FIRING up the rental, I stared at the ruin of my front lawn, the bushes blackened as if God had visited to drop off a bunch of stone tablets. The scorched grass was clear of any debris, and someone, probably one of Claudia’s horde, had made a halfhearted attempt to cut away the damage but gave up after a few clips. The lawn was a lost cause.
“Everything’s going to have to be replaced.” I stared at the battered front of my business and home. I’d purchased the beaten-down building to give myself something to work on as I tried to get over Rick’s death. The scar on my chest itched, and I rubbed at it, thinking.
My sweat covered nearly every square inch of the building. I’d bled and cursed over every piece of wood and nail, and the plaster probably had my spit in it too. God knew I’d eaten enough of the damned stuff. The porch tilted slightly where I’d not gotten a beam in perfectly straight, but for all of its flaws, it was mine.
Only mine.
It was time I embraced that.
Tears stung my eyes, and I blinked, trying to get both the memory and the wet from my lashes. No matter what I did, the two men I’d loved in the past were forever going to be bound together in death. I couldn’t think of one without mourning the other as well.

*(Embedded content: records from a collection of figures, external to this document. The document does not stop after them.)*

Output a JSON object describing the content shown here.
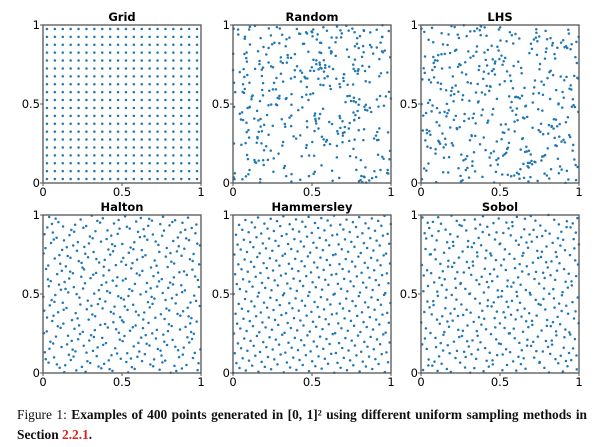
{
  "chart_data": [
    {
      "type": "scatter",
      "title": "Grid",
      "method": "grid",
      "n_points": 400,
      "xlim": [
        0,
        1
      ],
      "ylim": [
        0,
        1
      ],
      "xticks": [
        "0",
        "0.5",
        "1"
      ],
      "yticks": [
        "0",
        "0.5",
        "1"
      ],
      "color": "#1f77b4",
      "grid": false
    },
    {
      "type": "scatter",
      "title": "Random",
      "method": "uniform-random",
      "n_points": 400,
      "xlim": [
        0,
        1
      ],
      "ylim": [
        0,
        1
      ],
      "xticks": [
        "0",
        "0.5",
        "1"
      ],
      "yticks": [
        "0",
        "0.5",
        "1"
      ],
      "color": "#1f77b4",
      "grid": false
    },
    {
      "type": "scatter",
      "title": "LHS",
      "method": "latin-hypercube",
      "n_points": 400,
      "xlim": [
        0,
        1
      ],
      "ylim": [
        0,
        1
      ],
      "xticks": [
        "0",
        "0.5",
        "1"
      ],
      "yticks": [
        "0",
        "0.5",
        "1"
      ],
      "color": "#1f77b4",
      "grid": false
    },
    {
      "type": "scatter",
      "title": "Halton",
      "method": "halton",
      "n_points": 400,
      "xlim": [
        0,
        1
      ],
      "ylim": [
        0,
        1
      ],
      "xticks": [
        "0",
        "0.5",
        "1"
      ],
      "yticks": [
        "0",
        "0.5",
        "1"
      ],
      "color": "#1f77b4",
      "grid": false
    },
    {
      "type": "scatter",
      "title": "Hammersley",
      "method": "hammersley",
      "n_points": 400,
      "xlim": [
        0,
        1
      ],
      "ylim": [
        0,
        1
      ],
      "xticks": [
        "0",
        "0.5",
        "1"
      ],
      "yticks": [
        "0",
        "0.5",
        "1"
      ],
      "color": "#1f77b4",
      "grid": false
    },
    {
      "type": "scatter",
      "title": "Sobol",
      "method": "sobol",
      "n_points": 400,
      "xlim": [
        0,
        1
      ],
      "ylim": [
        0,
        1
      ],
      "xticks": [
        "0",
        "0.5",
        "1"
      ],
      "yticks": [
        "0",
        "0.5",
        "1"
      ],
      "color": "#1f77b4",
      "grid": false
    }
  ],
  "caption": {
    "label": "Figure 1:",
    "text_before": "Examples of 400 points generated in [0, 1]² using different uniform sampling methods in Section",
    "ref": "2.2.1",
    "text_after": "."
  }
}
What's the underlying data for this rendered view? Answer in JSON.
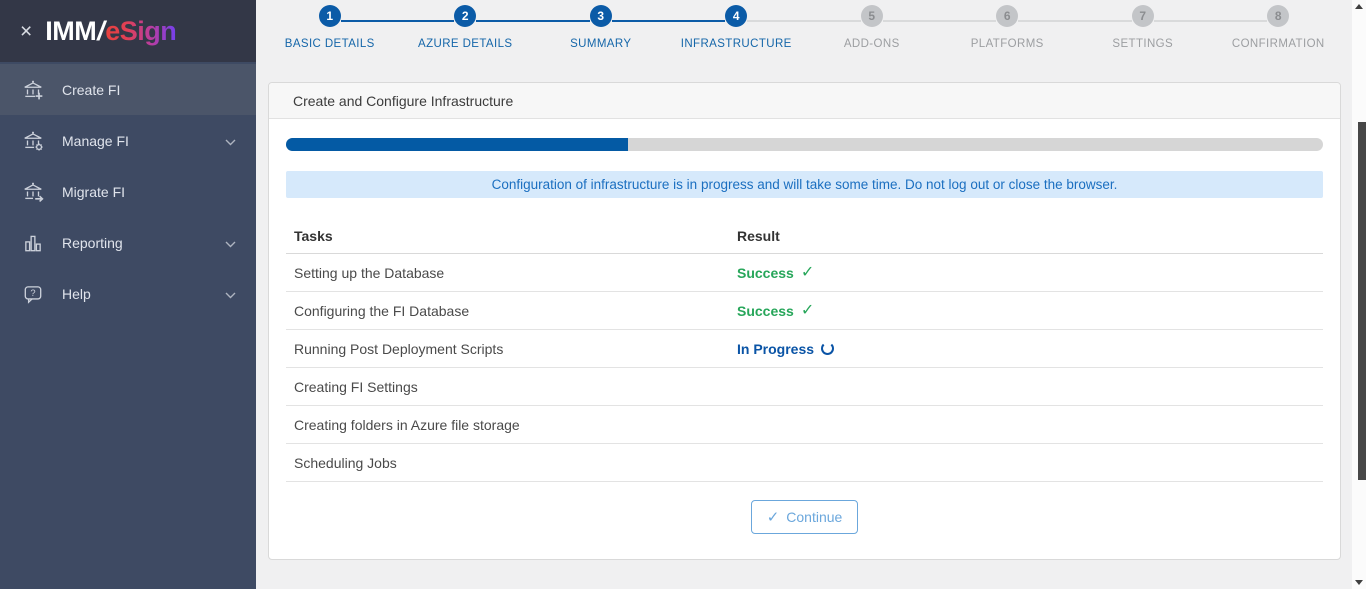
{
  "sidebar": {
    "logo": {
      "imm": "IMM",
      "slash": "/",
      "esign": "eSign"
    },
    "items": [
      {
        "label": "Create FI",
        "icon": "bank-plus-icon",
        "active": true,
        "expandable": false
      },
      {
        "label": "Manage FI",
        "icon": "bank-gear-icon",
        "active": false,
        "expandable": true
      },
      {
        "label": "Migrate FI",
        "icon": "bank-arrow-icon",
        "active": false,
        "expandable": false
      },
      {
        "label": "Reporting",
        "icon": "bar-chart-icon",
        "active": false,
        "expandable": true
      },
      {
        "label": "Help",
        "icon": "help-bubble-icon",
        "active": false,
        "expandable": true
      }
    ]
  },
  "stepper": {
    "steps": [
      {
        "number": "1",
        "label": "BASIC DETAILS",
        "state": "done"
      },
      {
        "number": "2",
        "label": "AZURE DETAILS",
        "state": "done"
      },
      {
        "number": "3",
        "label": "SUMMARY",
        "state": "done"
      },
      {
        "number": "4",
        "label": "INFRASTRUCTURE",
        "state": "current"
      },
      {
        "number": "5",
        "label": "ADD-ONS",
        "state": "upcoming"
      },
      {
        "number": "6",
        "label": "PLATFORMS",
        "state": "upcoming"
      },
      {
        "number": "7",
        "label": "SETTINGS",
        "state": "upcoming"
      },
      {
        "number": "8",
        "label": "CONFIRMATION",
        "state": "upcoming"
      }
    ]
  },
  "main": {
    "card_title": "Create and Configure Infrastructure",
    "progress_percent": 33,
    "banner_text": "Configuration of infrastructure is in progress and will take some time. Do not log out or close the browser.",
    "table": {
      "headers": {
        "tasks": "Tasks",
        "result": "Result"
      },
      "rows": [
        {
          "task": "Setting up the Database",
          "result": "Success",
          "status": "success"
        },
        {
          "task": "Configuring the FI Database",
          "result": "Success",
          "status": "success"
        },
        {
          "task": "Running Post Deployment Scripts",
          "result": "In Progress",
          "status": "in-progress"
        },
        {
          "task": "Creating FI Settings",
          "result": "",
          "status": "pending"
        },
        {
          "task": "Creating folders in Azure file storage",
          "result": "",
          "status": "pending"
        },
        {
          "task": "Scheduling Jobs",
          "result": "",
          "status": "pending"
        }
      ]
    },
    "continue_button": "Continue"
  },
  "colors": {
    "accent_blue": "#0b5ba7",
    "progress_fill": "#045aa4",
    "success_green": "#27a65a",
    "in_progress_blue": "#0a54a6",
    "banner_bg": "#d6e9fb",
    "banner_text": "#1b6fc0",
    "sidebar_bg": "#3e4a63",
    "sidebar_header_bg": "#333747",
    "logo_gradient_start": "#e8413c",
    "logo_gradient_end": "#7440ee",
    "continue_button_border": "#6ba7dc"
  }
}
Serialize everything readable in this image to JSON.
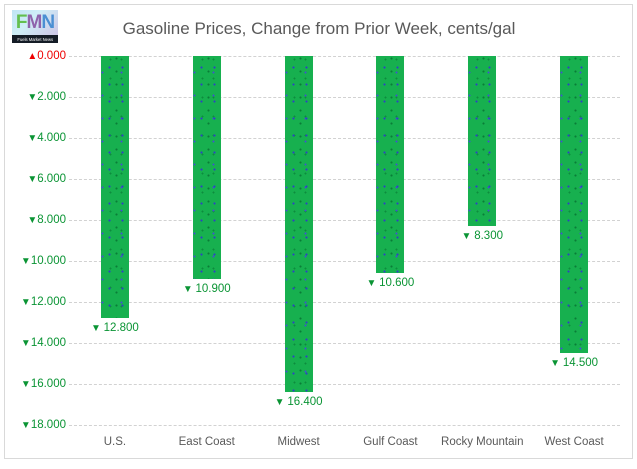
{
  "logo": {
    "letters": [
      "F",
      "M",
      "N"
    ],
    "tagline": "Fuels Market News"
  },
  "colors": {
    "bar_green": "#17b04f",
    "speckle_blue": "#2e41c6",
    "speckle_dark_green": "#0a7d37",
    "label_green": "#0a9434",
    "zero_red": "#ee0000",
    "text_gray": "#595959",
    "grid_gray": "#d2d2d2"
  },
  "chart_data": {
    "type": "bar",
    "title": "Gasoline Prices, Change from Prior Week, cents/gal",
    "orientation": "downward_from_zero",
    "grid": true,
    "legend": false,
    "ylim": [
      0,
      18
    ],
    "y_tick_step": 2,
    "categories": [
      "U.S.",
      "East Coast",
      "Midwest",
      "Gulf Coast",
      "Rocky Mountain",
      "West Coast"
    ],
    "values": [
      12.8,
      10.9,
      16.4,
      10.6,
      8.3,
      14.5
    ],
    "value_labels": [
      "12.800",
      "10.900",
      "16.400",
      "10.600",
      "8.300",
      "14.500"
    ],
    "value_label_prefix": "▼",
    "y_ticks": [
      {
        "value": 0,
        "label": "0.000",
        "prefix": "▲",
        "color": "#ee0000"
      },
      {
        "value": 2,
        "label": "2.000",
        "prefix": "▼",
        "color": "#0a9434"
      },
      {
        "value": 4,
        "label": "4.000",
        "prefix": "▼",
        "color": "#0a9434"
      },
      {
        "value": 6,
        "label": "6.000",
        "prefix": "▼",
        "color": "#0a9434"
      },
      {
        "value": 8,
        "label": "8.000",
        "prefix": "▼",
        "color": "#0a9434"
      },
      {
        "value": 10,
        "label": "10.000",
        "prefix": "▼",
        "color": "#0a9434"
      },
      {
        "value": 12,
        "label": "12.000",
        "prefix": "▼",
        "color": "#0a9434"
      },
      {
        "value": 14,
        "label": "14.000",
        "prefix": "▼",
        "color": "#0a9434"
      },
      {
        "value": 16,
        "label": "16.000",
        "prefix": "▼",
        "color": "#0a9434"
      },
      {
        "value": 18,
        "label": "18.000",
        "prefix": "▼",
        "color": "#0a9434"
      }
    ]
  }
}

Jae was right. I was fucked in the head.
I let the engine idle, listening to the soft slush of traffic from the streets around me. A misting drizzle coated the windshield, not enough to turn on the wipers but thick enough to leave tiny droplets on the glass. It was the perfect kind of morning to sit and drink coffee, cuddled up under a blanket or on the couch. Instead, I was going to visit a woman who I suspected killed her husband, all for the man I’d left sleeping in my bed.